Maybe I got the DDT idea from Ray Bradbury; I might well have done:
Ray Bradbury, often said that conscious thought is poisonous to the creative process, and that true creativity springs from the unconscious mind. In a 1975 speech, he said, “I have had a sign by my typewriter for the better part of twenty years, now, which says, ‘Don’t think.’
Wherever I got it, whether it was a sudden insight or advice, it works. When I’m working with my writing students, I invariably suggest that they’re over-thinking something or other.
Sit, and write: just start writing
Around 1983, I got an Apple IIe computer, and stuck the DDT card above the keyboard. It took a LONG time to break myself of the habit of over-thinking everything.
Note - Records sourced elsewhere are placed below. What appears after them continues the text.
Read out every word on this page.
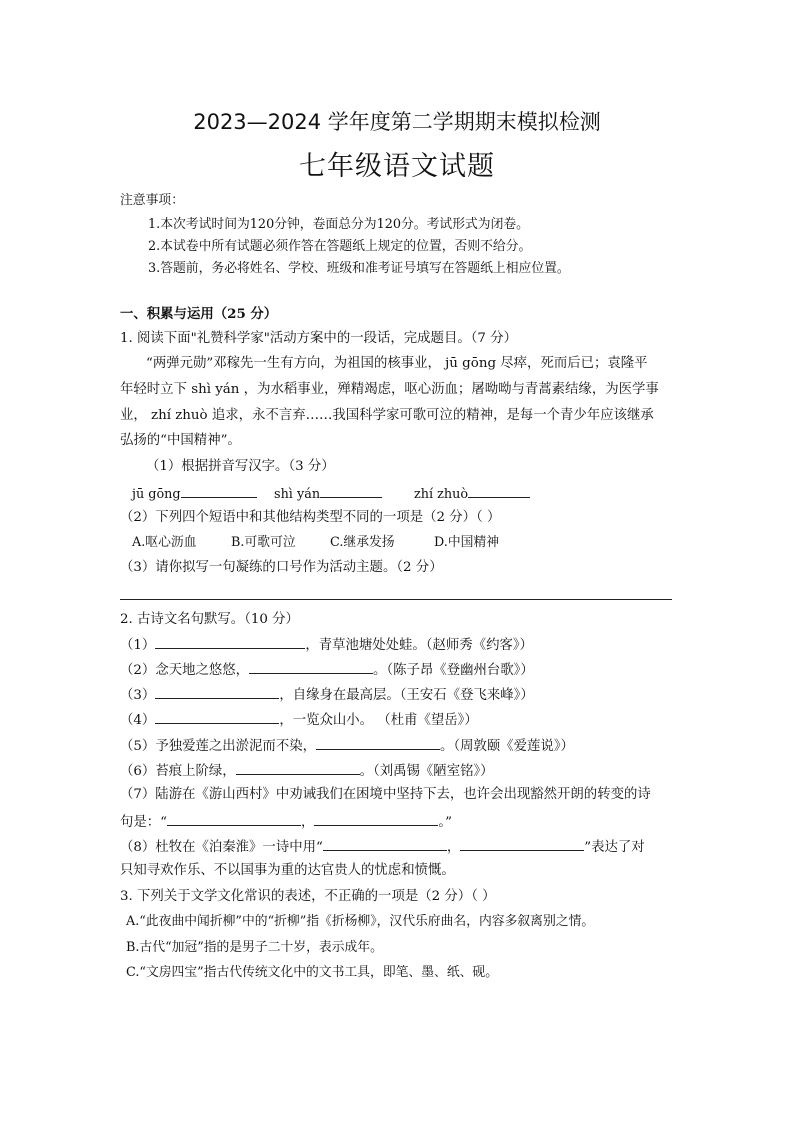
2023—2024 学年度第二学期期末模拟检测
七年级语文试题
注意事项：
1.本次考试时间为120分钟，卷面总分为120分。考试形式为闭卷。
2.本试卷中所有试题必须作答在答题纸上规定的位置，否则不给分。
3.答题前，务必将姓名、学校、班级和准考证号填写在答题纸上相应位置。
一、积累与运用（25 分）
1. 阅读下面"礼赞科学家"活动方案中的一段话，完成题目。（7 分）
“两弹元勋”邓稼先一生有方向，为祖国的核事业， jū gōng 尽瘁，死而后已；袁隆平
年轻时立下 shì yán ，为水稻事业，殚精竭虑，呕心沥血；屠呦呦与青蒿素结缘，为医学事
业， zhí zhuò 追求，永不言弃……我国科学家可歌可泣的精神，是每一个青少年应该继承
弘扬的“中国精神”。
（1）根据拼音写汉字。（3 分）
jū gōng	shì yán	zhí zhuò
（2）下列四个短语中和其他结构类型不同的一项是（2 分）（ ）
A.呕心沥血	B.可歌可泣	C.继承发扬	D.中国精神
（3）请你拟写一句凝练的口号作为活动主题。（2 分）
2. 古诗文名句默写。（10 分）
（1）	，青草池塘处处蛙。（赵师秀《约客》）
（2）念天地之悠悠，	。（陈子昂《登幽州台歌》）
（3）	，自缘身在最高层。（王安石《登飞来峰》）
（4）	，一览众山小。 （杜甫《望岳》）
（5）予独爱莲之出淤泥而不染，	。（周敦颐《爱莲说》）
（6）苔痕上阶绿，	。（刘禹锡《陋室铭》）
（7）陆游在《游山西村》中劝诫我们在困境中坚持下去，也许会出现豁然开朗的转变的诗
句是：“	，	。”
（8）杜牧在《泊秦淮》一诗中用“	，	”表达了对
只知寻欢作乐、不以国事为重的达官贵人的忧虑和愤慨。
3. 下列关于文学文化常识的表述，不正确的一项是（2 分）（ ）
A.“此夜曲中闻折柳”中的“折柳”指《折杨柳》，汉代乐府曲名，内容多叙离别之情。
B.古代“加冠”指的是男子二十岁，表示成年。
C.“文房四宝”指古代传统文化中的文书工具，即笔、墨、纸、砚。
I used a red marker pen on the back of a business card to create my little cards; I’d create a new card every few months when the old one got tattered.
Since over-thinking cripples your creativity, what if you didn’t over-think, if you just trusted your subconscious mind and WROTE?
I’m sure you could write an ebook in a week:
Day 1. Brain Dump: Write As Much As You Can As Fast As You Can
Day One is lots of fun. You’ve got your topic, and no matter what that topic is, you know much more about it that you think you do.
It’s time to get all that information onto paper.
Of course, you can do your brain dumps on your computer, but I prefer to write this initial material by hand. I’m more relaxed, and I can cheery-pick important concepts from a mass of material.
Our theme this coming week: ebooks and prep for NaNoWriMo
NaNoWriMo starts in three weeks. If you’re participating this year, it’s time to get ready.
NaNoWriMo has a huge benefit for writers; it gets you into the habit of writing without thinking about it too much. You’ll discover that you can trust your subconscious mind. If you just sit and start tapping away without a slew of expectations, your subconscious mind gets in on the act, and does a great job. And it’s easy… what’s not to like about that?
I’ve got a theory about writers who find writing “hard”. I’m not denigrating anyone; I found writing tortuous for years. All these years later, I’m surprised all that anxiety didn’t give me a heart attack, and I’ve no idea why I persisted.
Here’s what’s true for me: whenever I start worrying or think a project is “hard,” it means that I’ve lost trust in my subconscious mind. I want to create with the logical part of my mind. That’s a lost cause. You can’t think your way into creativity.
Sit at the keyboard. Relax (or try to, anyway), and just start tapping those keys. Try the “ebook in a week” strategy too. It works.